Development and differentiation is regulated by spatial and temporal regulation of genes. Genes in the nucleus are found associated with proteins and this is called chromatin, which regulates genes. Genes in stem cells are also regulated by chromatin and the structure of chromatin undergoes changes during differentiation. Understanding the sequence of events that occur in specific chromatin domains during stem cell self-renewal and differentiation becomes vital before we can begin to use these in regenerative medicine.
Genetically modifying stem cells may be necessary prior to their use in therapy. The non-pathogenic virus AAV is employed as a vector in numerous gene therapy trials and holds promise for use in modifying stem cells. This virus establishes a latent infection by integrating into a specific region of the human genome called AAVS1. This is in contrast to other viruses used in gene therapy that randomly insert into the genome and thus can be mutagenic. We propose to investigate the chromatin structure at AAVS1 so that AAV based vectors can be used optimally in regenerative medicine. This proposal will improve our toolkit for modifying stem cells using gene therapy.
One way to reverse the effects of dysfunctional genes is to deliver a corrected copy to the affected individual.
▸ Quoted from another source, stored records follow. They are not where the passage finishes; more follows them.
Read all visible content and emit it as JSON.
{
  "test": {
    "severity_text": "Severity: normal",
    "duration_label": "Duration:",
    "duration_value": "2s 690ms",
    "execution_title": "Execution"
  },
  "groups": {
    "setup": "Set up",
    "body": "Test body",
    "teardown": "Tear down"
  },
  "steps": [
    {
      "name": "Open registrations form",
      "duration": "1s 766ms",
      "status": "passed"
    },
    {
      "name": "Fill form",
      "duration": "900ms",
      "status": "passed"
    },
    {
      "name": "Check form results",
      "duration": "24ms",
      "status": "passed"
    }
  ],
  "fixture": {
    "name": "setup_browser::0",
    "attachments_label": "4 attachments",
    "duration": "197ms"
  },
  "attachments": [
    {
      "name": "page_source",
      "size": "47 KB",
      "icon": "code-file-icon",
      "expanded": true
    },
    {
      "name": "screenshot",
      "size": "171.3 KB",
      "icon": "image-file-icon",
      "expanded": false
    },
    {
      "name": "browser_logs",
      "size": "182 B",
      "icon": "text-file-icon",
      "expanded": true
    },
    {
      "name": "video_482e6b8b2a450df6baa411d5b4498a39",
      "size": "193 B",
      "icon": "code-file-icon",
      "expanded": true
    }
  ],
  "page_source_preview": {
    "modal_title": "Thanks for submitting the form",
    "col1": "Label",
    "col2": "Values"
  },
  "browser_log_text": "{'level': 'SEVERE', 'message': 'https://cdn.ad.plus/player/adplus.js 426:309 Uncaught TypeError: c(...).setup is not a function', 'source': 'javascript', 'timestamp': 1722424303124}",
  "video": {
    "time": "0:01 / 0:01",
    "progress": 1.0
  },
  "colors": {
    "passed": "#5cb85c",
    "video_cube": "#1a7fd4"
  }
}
By virtue of their ability to propagate indefinitely, stem cells offer an unlimited supply of healthy genes but undifferentiated stem cells transplanted into patients give rise to problems. These problems can potentially be circumvented by genetically manipulating stem cells in vitro to direct their differentiation into the lineage of choice prior to transplantation but will necessitate integrating transgenes into these cells.
The proposed experiments will allow us to better genetically modify stem cells. The experiments outlined in this proposal will characterize the chromatin domains around the AAVS1 region in depth. We will determine how the AAVS1 genomic locus changes with respect to its chromatin structure as stem cells undergo differentiation into specific lineages. Furthermore, we will establish the chromatin determinants that (i) promote the stable integration of AAV into a specific region of the genome and (ii) allow stable expression of transgenes in stem cells. As our long-term goal we will study the changes that occur in the chromatin structure of the AAVS1 region in stem cells expressing an AAV-mediated transgene that induces these cells to differentiate along a specific lineage.
These studies will enable the development of vectors for the expression of specific transgenes in stem cells that will direct their differentiation into specific cell types. Such a system could then be exploited to generate large cell banks with diverse histocompatibilities for use in patients with hereditary disorders.
This proposal seeks to combine the potential of two of the most promising approaches in modern medicine: stem cell and gene therapy. Over 1800 genes have been determined to cause hereditary disorders and the most obvious way to reverse the effects of such dysfunctional genes is to deliver a corrected copy to the affected individual. By virtue of their ability to propagate indefinitely, stem cells offer an unlimited supply of healthy genes. However, when undifferentiated embryonic stem cells are transplanted into the patient they have the potential to form teratomas while adult stem cells can potentially give rise to tissues that are not desirable at the site of transplantation. These problems can potentially be circumvented by genetically manipulating stem cells in vitro to direct and control their differentiation into the lineage of choice prior to transplantation. In the future one can envision CA-based large therapeutic cell bank repositories of different lineages and immune characteristics that would enable physicians to find immunologically compatible cells for corrective cell therapy. Results from experiments in this proposal will allow the stable expression of proteins and growth factors that can direct stem cell differentiation without being subjected to position effects resulting from random integrations and can therefore be utilized for generating cell banks.
A second application for the proposed research is in gene transfer therapy where stem cells derived from the patient are corrected for the defective gene, expanded, characterized and allowed to differentiate prior to re-transplantation into that patient thus avoiding immune rejection. Although this approach requires heavy logistics and might be limited to small numbers of patients, therapies such as these could be developed from the proposed research and will have the advantage that the integrated genes will not be subject to variations in expression by gene silencing and additionally will avoid the problems of histocompatibility mismatches and immune rejection.
Knowledge from this research will also spur growth in new biotechnology firms to develop gene delivery vectors in stem cells thus offering a direct advantage to the state in terms of revenue and employment opportunities. This research will also put the state of California at the forefront of stem cell technology along with other nations.